The film was directed by Robert Mulligan, and starred Gary Grimes as Hermie, Jerry Houser as his best friend Oscy, Oliver Conant as their nerdy young friend Benjie, Jennifer O'Neill as Hermie's mysterious love interest, and Katherine Allentuck and Christopher Norris as a pair of girls whom Hermie and Oscy attempt to seduce. Mulligan also has an uncredited role as the voice of the adult Hermie. Maureen Stapleton (Allentuck's real-life mother) also appears in a small, uncredited voice role (calling after Hermie as he leaves the house in an early scene, and after he enters his room in a later scene).
Raucher's novelization of his screenplay of the same name was released prior to the film's release and became a runaway bestseller, to the point that audiences lost sight of the fact that the book was based on the film and not vice versa. Though a pop culture phenomenon in the first half of the 1970s, the novelization went out of print and slipped into obscurity throughout the next two decades until a Broadway adaptation in 2001 brought it back into the public light and prompted Barnes & Noble to acquire the publishing rights to the book.
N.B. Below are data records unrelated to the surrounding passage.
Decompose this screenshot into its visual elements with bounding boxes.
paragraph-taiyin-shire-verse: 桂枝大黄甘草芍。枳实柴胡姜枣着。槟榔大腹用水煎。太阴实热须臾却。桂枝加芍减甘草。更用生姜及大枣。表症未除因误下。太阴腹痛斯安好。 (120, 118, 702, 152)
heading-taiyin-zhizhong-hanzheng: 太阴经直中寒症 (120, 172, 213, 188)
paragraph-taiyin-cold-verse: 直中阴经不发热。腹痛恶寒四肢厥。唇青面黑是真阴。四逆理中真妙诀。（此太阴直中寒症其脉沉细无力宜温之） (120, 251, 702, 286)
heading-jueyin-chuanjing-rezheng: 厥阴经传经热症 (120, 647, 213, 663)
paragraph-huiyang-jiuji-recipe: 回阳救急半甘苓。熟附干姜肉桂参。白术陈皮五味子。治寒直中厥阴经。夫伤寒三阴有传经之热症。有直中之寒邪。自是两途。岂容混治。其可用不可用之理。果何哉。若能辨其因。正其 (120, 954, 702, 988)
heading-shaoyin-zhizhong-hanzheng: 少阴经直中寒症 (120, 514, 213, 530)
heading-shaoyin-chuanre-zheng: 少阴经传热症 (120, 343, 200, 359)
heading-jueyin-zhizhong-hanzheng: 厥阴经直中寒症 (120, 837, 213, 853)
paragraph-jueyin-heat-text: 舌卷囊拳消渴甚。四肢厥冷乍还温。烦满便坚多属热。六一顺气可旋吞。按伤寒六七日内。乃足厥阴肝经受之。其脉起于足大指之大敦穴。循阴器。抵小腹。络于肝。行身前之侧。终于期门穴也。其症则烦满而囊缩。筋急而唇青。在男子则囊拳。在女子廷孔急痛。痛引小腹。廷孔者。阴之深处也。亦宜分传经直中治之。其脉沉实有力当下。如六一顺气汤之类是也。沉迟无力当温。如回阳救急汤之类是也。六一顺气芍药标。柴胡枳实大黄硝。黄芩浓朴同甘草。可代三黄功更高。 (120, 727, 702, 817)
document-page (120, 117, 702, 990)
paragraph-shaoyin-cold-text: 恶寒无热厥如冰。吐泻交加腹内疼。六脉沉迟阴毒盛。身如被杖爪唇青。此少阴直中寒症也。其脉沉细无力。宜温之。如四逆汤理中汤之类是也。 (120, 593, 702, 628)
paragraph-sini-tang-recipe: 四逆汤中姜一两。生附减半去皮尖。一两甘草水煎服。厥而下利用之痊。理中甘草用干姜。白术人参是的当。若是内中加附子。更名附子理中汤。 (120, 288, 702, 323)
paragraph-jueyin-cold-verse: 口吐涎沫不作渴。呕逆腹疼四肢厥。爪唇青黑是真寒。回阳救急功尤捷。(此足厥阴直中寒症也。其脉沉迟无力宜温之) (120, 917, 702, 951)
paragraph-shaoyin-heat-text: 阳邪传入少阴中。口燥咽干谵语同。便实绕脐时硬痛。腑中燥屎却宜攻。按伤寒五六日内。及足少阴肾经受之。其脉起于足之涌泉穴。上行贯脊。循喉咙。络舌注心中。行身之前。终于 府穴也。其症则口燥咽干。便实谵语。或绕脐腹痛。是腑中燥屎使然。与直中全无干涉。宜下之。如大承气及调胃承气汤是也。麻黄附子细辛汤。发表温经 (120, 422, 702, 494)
The film opens with a series of still photographs appearing over melancholic music, representing the abstract memories of the unseen Herman Raucher, now a middle-aged man. We then hear Raucher recalling the summer he spent on the island in 1942. The film flashes back to a day that then 15-year-old "Hermie" and his friends – jock Oscy and introverted nerd Benjie – spent playing on the beach. They spot a young soldier carrying his new bride into a house on the beach and are struck by her beauty, especially Hermie, who is unable to get her out of his mind.